Flight, o forse qualcosa che col volo non c’entra niente
Siediti su questa bella poltrona di cinema, il cestino dei pop-corn tra le mani è ancora caldo e già metti in bocca il primo, Flight si prospetta essere il classico film ignorantissimo sui disastri aerei, una roba da adrenalina che ti permette di sgranocchiare avidamente il tuo snack senza disturbare il vicino, tanto il livello sonoro di un film come questo copre persino i postumi di una fagiolata (ma non fatelo, il problema dell’odore non viene risolto, e nemmeno apprezzato).
Il trailer ti ha accattivato: un aereo che vola a rovescio dopo essere precipitato, un Denzel Washington eroico che riesce a salvare molte decine di persone con una manovra da fantascienza. Sei lì, sgranocchi, hai il cervello spento e tutto rivolto agli effetti speciali, hostess che volano dentro la cabina, il co-pilota impazzisce, i passeggeri impazziscono, il Denzel furioso ha il sangue freddo di una lontra e…
E… E poi ti fregano.
“Flight” mantiene ciò che il trailer promette solo per i primi 15 minuti di film. Un bellissimo Boeing che vola a testa in giù sopra una chiesa (un campanile si sgretola come una torta “sbrisolona”, dopo che l’ala lo colpisce in pieno, wow!), e poi del Flight, del volo, non c’è più manco una scena.
Ok, Denzel è spettacolare, e c’è pure John Goodman nel perfetto stile Walter de Il Grande Lebowsk” (forse davvero un po’ troppo caricato come personaggio, come a voler colmare un vuoto narrativo inserendoci la macchietta di turno), ma vi posso assicurare che di ulteriore Flight (hostess che volano, passeggeri impazziti, aereo in volo rovescio) nel film non ce n’è.
E quindi tu smetti di masticare pop-corn, perché mentre Denzel parla, e i dialoghi prendono il sopravvento, ti accorgi che il film ignorantissimo sul disastro aereo non è un film ignorantissimo sul disastro aereo, e i pop-corn freddano perché, appena provi a masticare, il tuo vicino ti strizza le palle e ti guarda storto. Ti hanno fregato.

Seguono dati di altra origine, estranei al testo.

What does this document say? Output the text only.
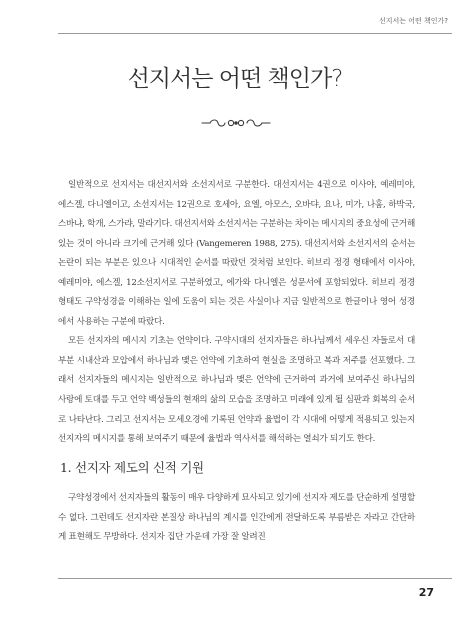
선지서는 어떤 책인가?
선지서는 어떤 책인가?

일반적으로 선지서는 대선지서와 소선지서로 구분한다. 대선지서는 4권으로 이사야, 예레미야, 에스겔, 다니엘이고, 소선지서는 12권으로 호세아, 요엘, 아모스, 오바댜, 요나, 미가, 나훔, 하박국, 스바냐, 학개, 스가랴, 말라기다. 대선지서와 소선지서는 구분하는 차이는 메시지의 중요성에 근거해 있는 것이 아니라 크기에 근거해 있다 (Vangemeren 1988, 275). 대선지서와 소선지서의 순서는 논란이 되는 부분은 있으나 시대적인 순서를 따랐던 것처럼 보인다. 히브리 정경 형태에서 이사야, 예레미야, 에스겔, 12소선지서로 구분하였고, 에가와 다니엘은 성문서에 포함되었다. 히브리 정경 형태도 구약성경을 이해하는 일에 도움이 되는 것은 사실이나 지금 일반적으로 한글이나 영어 성경에서 사용하는 구분에 따랐다.

모든 선지자의 메시지 기초는 언약이다. 구약시대의 선지자들은 하나님께서 세우신 자들로서 대부분 시내산과 모압에서 하나님과 맺은 언약에 기초하여 현실을 조명하고 복과 저주를 선포했다. 그래서 선지자들의 메시지는 일반적으로 하나님과 맺은 언약에 근거하여 과거에 보여주신 하나님의 사랑에 토대를 두고 언약 백성들의 현재의 삶의 모습을 조명하고 미래에 있게 될 심판과 회복의 순서로 나타난다. 그리고 선지서는 모세오경에 기록된 언약과 율법이 각 시대에 어떻게 적용되고 있는지 선지자의 메시지를 통해 보여주기 때문에 율법과 역사서를 해석하는 열쇠가 되기도 한다.

1. 선지자 제도의 신적 기원

구약성경에서 선지자들의 활동이 매우 다양하게 묘사되고 있기에 선지자 제도를 단순하게 설명할 수 없다. 그런데도 선지자란 본질상 하나님의 계시를 인간에게 전달하도록 부름받은 자라고 간단하게 표현해도 무방하다. 선지자 집단 가운데 가장 잘 알려진

27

Mentre silenziosamente protesti per il raggiro, e prometti vendetta pensando a un modo per farti ridare i soldi del biglietto (perché andare a vedere un film ignorantissimo sui disastri aerei e non avere un film ignorantissimo sui disastri aerei è diabolico), ti accorgi che Denzel recita la parte del capitano di Boeing alcolizzato che finisce in mezzo a un casino perché, dopo l’incidente, hanno trovato cocaina e whiskey nel sangue. E i pop-corn freddano.
Ci sono un avvocato, un sindacalista e una eroinomane (no, non mi sono messo a raccontare una barzelletta, quando dico di voler fare una recensione, io la faccio) che, da diversi punti di vista, cercano di tirare fuori Denzel dal pasticcio di aver pilotato (e salvato) un Boeing sotto l’effetto di alcol e droga. E il film diventa un caso umano, lasciandosi alle spalle splendidi effetti speciali, ematomi sulla testa delle hostess e passeggeri isterici.
E mentre il tuo cervello ti dice “peccato”, un’altra parte del cervello (forse quella femminile) comincia ad apprezzare persino il film che hai di fronte, perché la recitazione è straordinaria, la questione etica sollevata è importante, e l’interesse per il destino di questo scapestrato eroe attaccato alla bottiglia comincia a starti a cuore.
Una regia mai sopra le righe (e forse troppo defilata) non appesantisce la pellicola, che, nonostante il raggiro, è godibile e fa riflettere. Ciò non toglie che questa doveva essere l’ignorantissima storia di un disastro aereo, e a te rimane solo una riflessione etica sul concetto di “eroe”, e sulle scelte che ogni giorno ci troviamo a compiere senza badare alle conseguenze.
Il film ti è persino piaciuto, ma se da un lato il cervello è rimasto soddisfatto, essendo Flight in parte il proverbiale “cibo per la mente”, lo stomaco ha protestato, perché neanche un dannato pop-corn ti sei potuto mangiare. Resta il fatto che intitolare Flight un film in cui per il 97% del tempo si sta con i piedi per terra (e senza Boeing a rovescio hostess defunte e passeggeri nevrastenici), sarebbe stato come prendere Matrix e intitolarlo L’Hacker.
Insomma, un titolo furbetto, come direbbe il nostro Carlo Vanin.